I call the local florist and there’s been a mixup. She thought the funeral was tomorrow. There is sadness in her voice. I know what Mark would do, and it’s the same as what I do: I tell her to send the wreath over to Mom’s house. We can enjoy it poolside along with the cousin’s wreath.
My wreath arrives on its easel a few hours later. It’s beautiful and colorful and all the right things, inane and whimsical and I don’t know why we do so much with flowers when a person dies. Why? Why cut a bunch of beautiful living things off from their mother plant and send them to people grieving for a death, just so we can watch more things wilt and die? Why can’t we do something more permanent, more… alive?
A couple weeks ago, for about 20 seconds Mark was still alive. Sometimes this happens with me, and then I have to say goodbye to him anew. This is how I remember the most recent round, through the hurricane haze of emotions:
I was going somewhere or coming from somewhere, in the car. I pulled into wherever I was landing. I was thinking about all sorts of things in my racing-thoughts way and a thing came into my mind that made me chuckle and roll my eyes. I reached for my phone, thinking, “oh this’ll make Mark laugh, I think I’ll give him a call.”
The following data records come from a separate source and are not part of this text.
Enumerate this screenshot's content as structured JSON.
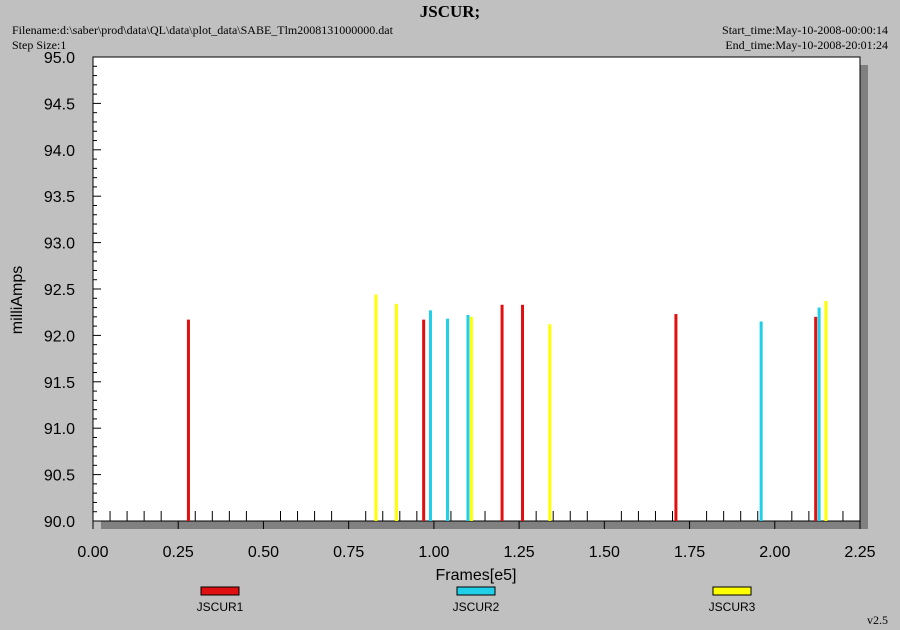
{
  "header": {
    "title": "JSCUR;",
    "filename": "Filename:d:\\saber\\prod\\data\\QL\\data\\plot_data\\SABE_Tlm2008131000000.dat",
    "step_size": "Step Size:1",
    "start_time": "Start_time:May-10-2008-00:00:14",
    "end_time": "End_time:May-10-2008-20:01:24"
  },
  "footer": {
    "version": "v2.5"
  },
  "colors": {
    "JSCUR1": "#e01010",
    "JSCUR2": "#20d0e8",
    "JSCUR3": "#ffff00"
  },
  "chart_data": {
    "type": "bar",
    "xlabel": "Frames[e5]",
    "ylabel": "milliAmps",
    "xlim": [
      0,
      2.25
    ],
    "ylim": [
      90.0,
      95.0
    ],
    "x_ticks": [
      "0.00",
      "0.25",
      "0.50",
      "0.75",
      "1.00",
      "1.25",
      "1.50",
      "1.75",
      "2.00",
      "2.25"
    ],
    "y_ticks": [
      "90.0",
      "90.5",
      "91.0",
      "91.5",
      "92.0",
      "92.5",
      "93.0",
      "93.5",
      "94.0",
      "94.5",
      "95.0"
    ],
    "grid": false,
    "legend_position": "bottom",
    "series": [
      {
        "name": "JSCUR1",
        "points": [
          [
            0.28,
            92.17
          ],
          [
            0.97,
            92.17
          ],
          [
            1.2,
            92.33
          ],
          [
            1.26,
            92.33
          ],
          [
            1.71,
            92.23
          ],
          [
            2.12,
            92.2
          ]
        ]
      },
      {
        "name": "JSCUR2",
        "points": [
          [
            0.99,
            92.27
          ],
          [
            1.04,
            92.18
          ],
          [
            1.1,
            92.22
          ],
          [
            1.96,
            92.15
          ],
          [
            2.13,
            92.3
          ]
        ]
      },
      {
        "name": "JSCUR3",
        "points": [
          [
            0.83,
            92.44
          ],
          [
            0.89,
            92.34
          ],
          [
            1.11,
            92.2
          ],
          [
            1.34,
            92.12
          ],
          [
            2.15,
            92.37
          ]
        ]
      }
    ]
  }
}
I had the phone in my hand before I realized there is no longer a Mark I can call. I experienced it physically, just exactly like I’d been punched lightly in the gut. My shoulders hunched and I bent forward a little, and my breath left me in a small puff. I put the phone back down and tried to re-arrange my mind to reality. When I succeeded, I wept for a little while and then carried on.
My dear friend. These are such beautiful memories. Your very real, vulnerable way of grieving gives everyone reading this permission to feel more deeply and authentically into their own losses. Thank you. ❤ Love you. ❤
“A couple weeks ago, for about 20 seconds Mark was still alive. Sometimes this happens with me, and then I have to say goodbye to him anew.” Thank you for this.